Analysts at Morgan Stanley are expecting reinsurance rate increases to prove more sustainable as they examine pricing trends ahead of the mid-year renewals.
Though discussions of pricing at Jan 1 and Apr 1 renewals have been characterized as slightly disappointing, Morgan Stanley noted that pricing was generally up across the board and remained fairly strong.
Reinsurance pricing has somewhat lagged that of the primary market, but analysts expect sustained price increases for reinsurers on the back of several factors.
These include elevated catastrophe losses, concerns on casualty prior year reserves, higher litigation costs and social inflation, COVID uncertainty, and the low investment yield environment.
“Though we see more sustainability of pricing in the sector, margin gains are not expected to be as pronounced as the primary carriers for some of those previously disrupted reasons,” Morgan Stanley stated.

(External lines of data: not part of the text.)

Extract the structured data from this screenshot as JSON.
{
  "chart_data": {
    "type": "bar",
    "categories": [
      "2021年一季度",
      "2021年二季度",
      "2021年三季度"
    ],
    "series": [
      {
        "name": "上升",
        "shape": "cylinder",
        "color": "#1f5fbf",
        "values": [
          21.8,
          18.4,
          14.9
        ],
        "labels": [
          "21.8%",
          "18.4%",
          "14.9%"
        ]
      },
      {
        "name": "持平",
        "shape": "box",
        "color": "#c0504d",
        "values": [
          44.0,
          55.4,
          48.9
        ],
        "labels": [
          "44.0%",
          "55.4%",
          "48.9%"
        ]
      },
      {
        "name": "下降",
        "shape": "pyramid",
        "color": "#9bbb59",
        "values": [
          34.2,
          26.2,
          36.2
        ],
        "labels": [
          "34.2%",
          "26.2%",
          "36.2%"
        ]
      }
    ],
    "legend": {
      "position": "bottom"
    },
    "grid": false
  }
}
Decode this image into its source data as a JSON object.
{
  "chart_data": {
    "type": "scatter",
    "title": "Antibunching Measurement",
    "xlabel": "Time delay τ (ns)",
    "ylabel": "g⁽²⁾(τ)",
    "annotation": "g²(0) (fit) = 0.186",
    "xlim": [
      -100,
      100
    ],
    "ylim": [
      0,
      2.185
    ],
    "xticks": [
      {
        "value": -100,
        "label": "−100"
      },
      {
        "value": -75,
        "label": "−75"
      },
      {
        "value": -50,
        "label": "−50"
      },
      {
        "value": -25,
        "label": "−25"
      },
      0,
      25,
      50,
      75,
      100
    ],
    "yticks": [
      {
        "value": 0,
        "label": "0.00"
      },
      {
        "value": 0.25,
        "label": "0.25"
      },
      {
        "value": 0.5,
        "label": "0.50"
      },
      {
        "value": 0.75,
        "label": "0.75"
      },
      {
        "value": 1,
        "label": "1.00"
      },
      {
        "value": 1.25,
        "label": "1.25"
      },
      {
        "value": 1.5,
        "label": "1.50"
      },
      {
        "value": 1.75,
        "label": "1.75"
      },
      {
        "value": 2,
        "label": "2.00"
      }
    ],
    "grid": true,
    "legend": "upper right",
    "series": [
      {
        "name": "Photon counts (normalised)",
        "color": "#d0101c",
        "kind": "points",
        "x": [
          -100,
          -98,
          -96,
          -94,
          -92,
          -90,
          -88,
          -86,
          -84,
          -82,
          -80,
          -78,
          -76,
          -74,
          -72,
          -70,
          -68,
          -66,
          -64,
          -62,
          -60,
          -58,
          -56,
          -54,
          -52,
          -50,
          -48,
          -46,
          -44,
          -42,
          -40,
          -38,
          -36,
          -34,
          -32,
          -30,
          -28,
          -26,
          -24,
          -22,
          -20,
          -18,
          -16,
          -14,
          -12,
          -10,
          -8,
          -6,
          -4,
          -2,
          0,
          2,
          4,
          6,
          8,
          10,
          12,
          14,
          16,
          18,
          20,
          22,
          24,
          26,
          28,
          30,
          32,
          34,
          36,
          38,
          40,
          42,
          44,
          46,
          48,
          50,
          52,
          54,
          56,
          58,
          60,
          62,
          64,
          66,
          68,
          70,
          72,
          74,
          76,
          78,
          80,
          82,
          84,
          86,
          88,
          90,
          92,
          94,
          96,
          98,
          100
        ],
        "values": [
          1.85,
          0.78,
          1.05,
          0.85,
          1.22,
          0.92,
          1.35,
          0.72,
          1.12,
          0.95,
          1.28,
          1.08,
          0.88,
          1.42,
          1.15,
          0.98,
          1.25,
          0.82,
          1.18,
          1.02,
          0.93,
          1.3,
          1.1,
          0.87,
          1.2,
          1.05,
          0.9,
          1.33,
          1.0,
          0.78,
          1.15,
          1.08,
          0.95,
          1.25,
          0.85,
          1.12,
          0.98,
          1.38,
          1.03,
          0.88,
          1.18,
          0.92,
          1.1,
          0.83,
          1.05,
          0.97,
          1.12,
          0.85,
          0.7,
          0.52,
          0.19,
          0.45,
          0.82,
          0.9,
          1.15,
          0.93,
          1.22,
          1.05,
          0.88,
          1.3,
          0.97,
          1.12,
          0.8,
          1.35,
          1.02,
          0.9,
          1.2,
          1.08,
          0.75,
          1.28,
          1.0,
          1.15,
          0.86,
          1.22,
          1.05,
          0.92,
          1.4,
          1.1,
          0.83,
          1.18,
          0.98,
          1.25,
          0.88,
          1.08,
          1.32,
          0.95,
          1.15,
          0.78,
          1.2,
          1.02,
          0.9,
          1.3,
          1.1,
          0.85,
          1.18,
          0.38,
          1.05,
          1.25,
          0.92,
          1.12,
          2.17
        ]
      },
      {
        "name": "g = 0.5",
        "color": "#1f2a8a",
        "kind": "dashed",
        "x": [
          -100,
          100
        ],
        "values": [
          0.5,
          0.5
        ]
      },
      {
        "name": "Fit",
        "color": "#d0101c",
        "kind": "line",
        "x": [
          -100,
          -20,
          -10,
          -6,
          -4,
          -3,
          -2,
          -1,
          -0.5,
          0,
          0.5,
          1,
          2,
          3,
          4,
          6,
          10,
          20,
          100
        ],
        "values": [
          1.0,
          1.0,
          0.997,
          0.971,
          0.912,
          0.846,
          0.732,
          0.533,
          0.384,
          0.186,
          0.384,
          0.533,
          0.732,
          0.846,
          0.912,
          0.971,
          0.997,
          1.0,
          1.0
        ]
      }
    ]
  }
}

Looking at the re/insurance pricing cycle more broadly, analysts are expecting a deceleration in rate increases soon, perhaps even by the mid-year renewal period.
But unprecedented losses from Winter Storm Uri in Texas, as well as other global events such as Storm Filomena in Spain and Tropical Cyclone Niran in Australia could help to maintain pricing momentum for a while longer.
For primary commercial lines, Morgan Stanley expects pricing increases to remain positive over the next year, given persistent loss trends, casualty reserve issues and a depressed interest rate environment.
And while analysts acknowledged that rate growth is “nearing a peak,” they still believe that the higher levels of rate earning will continue to outpace loss trends resulting in margin improvement into 2022.